Written by Isra Black and Lisa Forsberg

Elsewhere on the blog Tom Douglas has discussed vaccine requirements for commonplace activities, such as going to the pub, created by the state in the form of law or guidance. Let’s call these vaccine requirements ‘state-originating’. Also on the blog, Julian Savulescu has discussed whether ‘immunity passports’ are a human rights issue.
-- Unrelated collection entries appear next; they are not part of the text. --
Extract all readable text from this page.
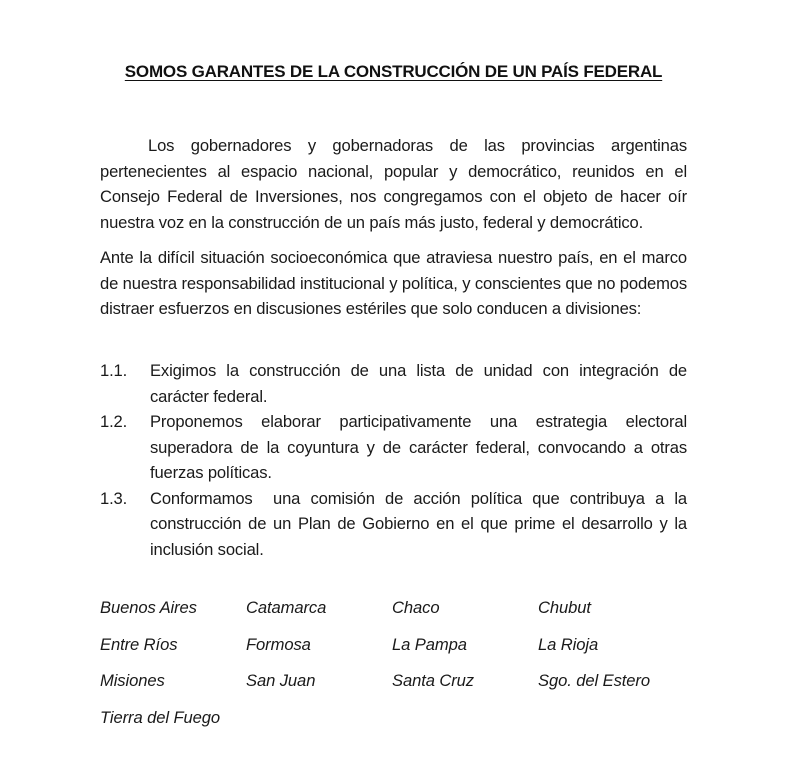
SOMOS GARANTES DE LA CONSTRUCCIÓN DE UN PAÍS FEDERAL

Los gobernadores y gobernadoras de las provincias argentinas pertenecientes al espacio nacional, popular y democrático, reunidos en el Consejo Federal de Inversiones, nos congregamos con el objeto de hacer oír nuestra voz en la construcción de un país más justo, federal y democrático.

Ante la difícil situación socioeconómica que atraviesa nuestro país, en el marco de nuestra responsabilidad institucional y política, y conscientes que no podemos distraer esfuerzos en discusiones estériles que solo conducen a divisiones:

1.1.	Exigimos la construcción de una lista de unidad con integración de carácter federal.
1.2.	Proponemos elaborar participativamente una estrategia electoral superadora de la coyuntura y de carácter federal, convocando a otras fuerzas políticas.
1.3.	Conformamos  una comisión de acción política que contribuya a la construcción de un Plan de Gobierno en el que prime el desarrollo y la inclusión social.
Buenos Aires	Catamarca	Chaco	Chubut
Entre Ríos	Formosa	La Pampa	La Rioja
Misiones	San Juan	Santa Cruz	Sgo. del Estero
Tierra del Fuego
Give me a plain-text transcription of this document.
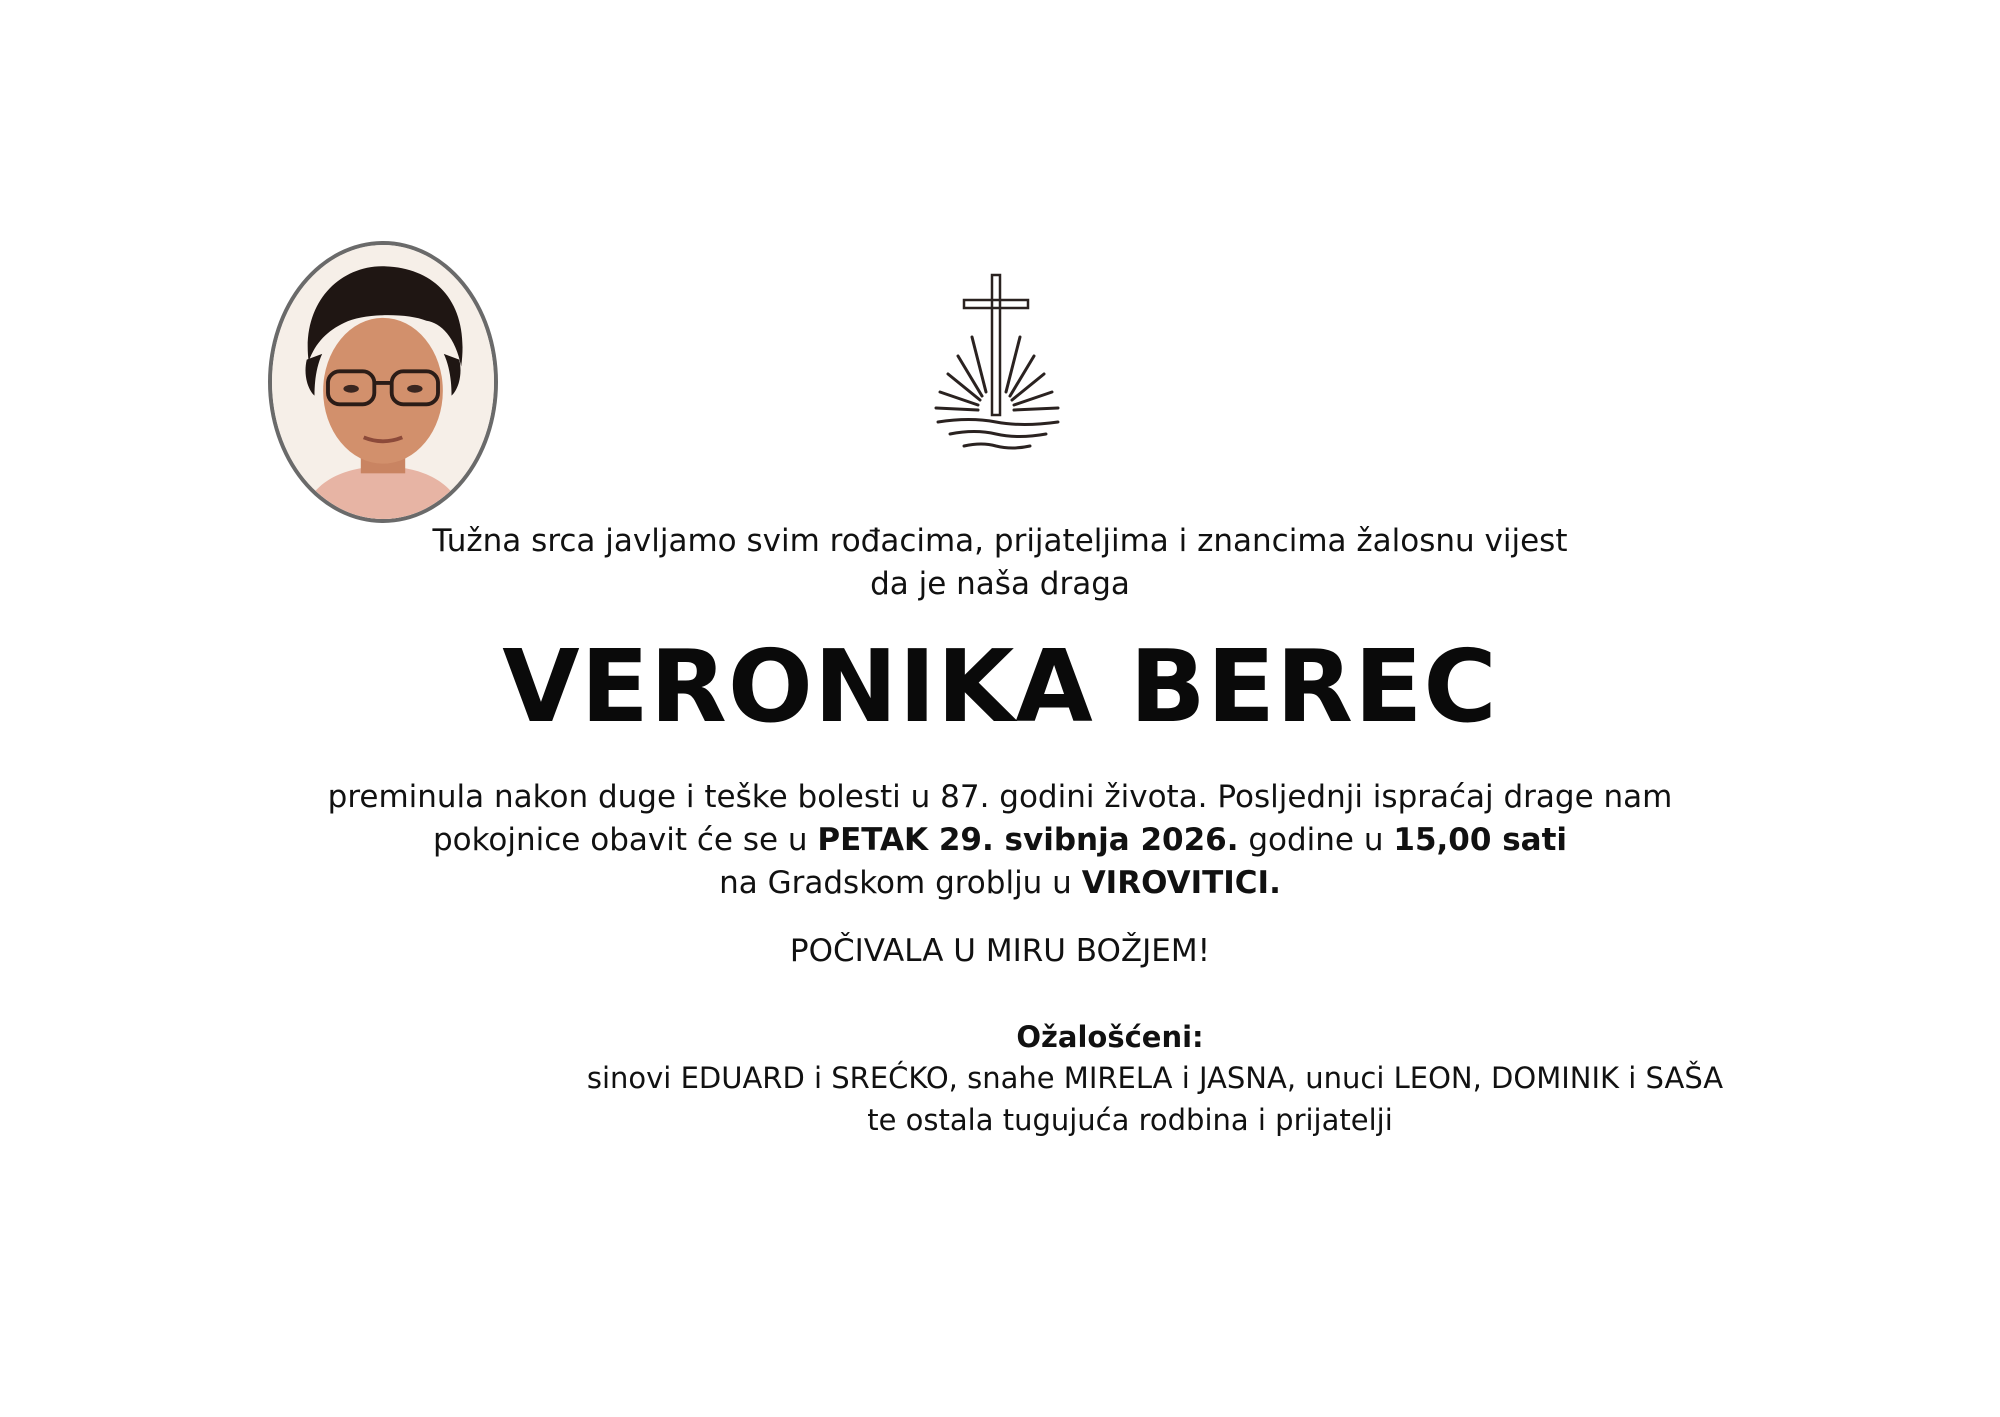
Tužna srca javljamo svim rođacima, prijateljima i znancima žalosnu vijest

da je naša draga

VERONIKA BEREC

preminula nakon duge i teške bolesti u 87. godini života. Posljednji ispraćaj drage nam

pokojnice obavit će se u PETAK 29. svibnja 2026. godine u 15,00 sati

na Gradskom groblju u VIROVITICI.

POČIVALA U MIRU BOŽJEM!

Ožalošćeni:

sinovi EDUARD i SREĆKO, snahe MIRELA i JASNA, unuci LEON, DOMINIK i SAŠA

te ostala tugujuća rodbina i prijatelji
In our view, vaccine requirements or similar raise important issues of human rights in a legal, as well as ethical and rhetorical sense. Legally, since the action of public authorities would be implicated in state-originating vaccine requirements, the measures would be evaluated for their compliance with, among other things, the Human Rights Act 1998 (and therefore the rights protected by the European Convention on Human Rights) and the Equality Act 2010. The legality of state-originating vaccine requirements would depend on issues of principle (eg how should we trade-off interference with personal life and the freedoms to pursue economic and social activities?), scope (what sectors or activities?), and implementation (eg how to handle any exemptions?)

In this post, we take a different angle. We consider the legal human rights and equality dimensions of private-originating vaccine requirements—for example, ‘inoculate to imbibe’: your local pub requiring you to have had a coronavirus vaccine to enjoy a pint.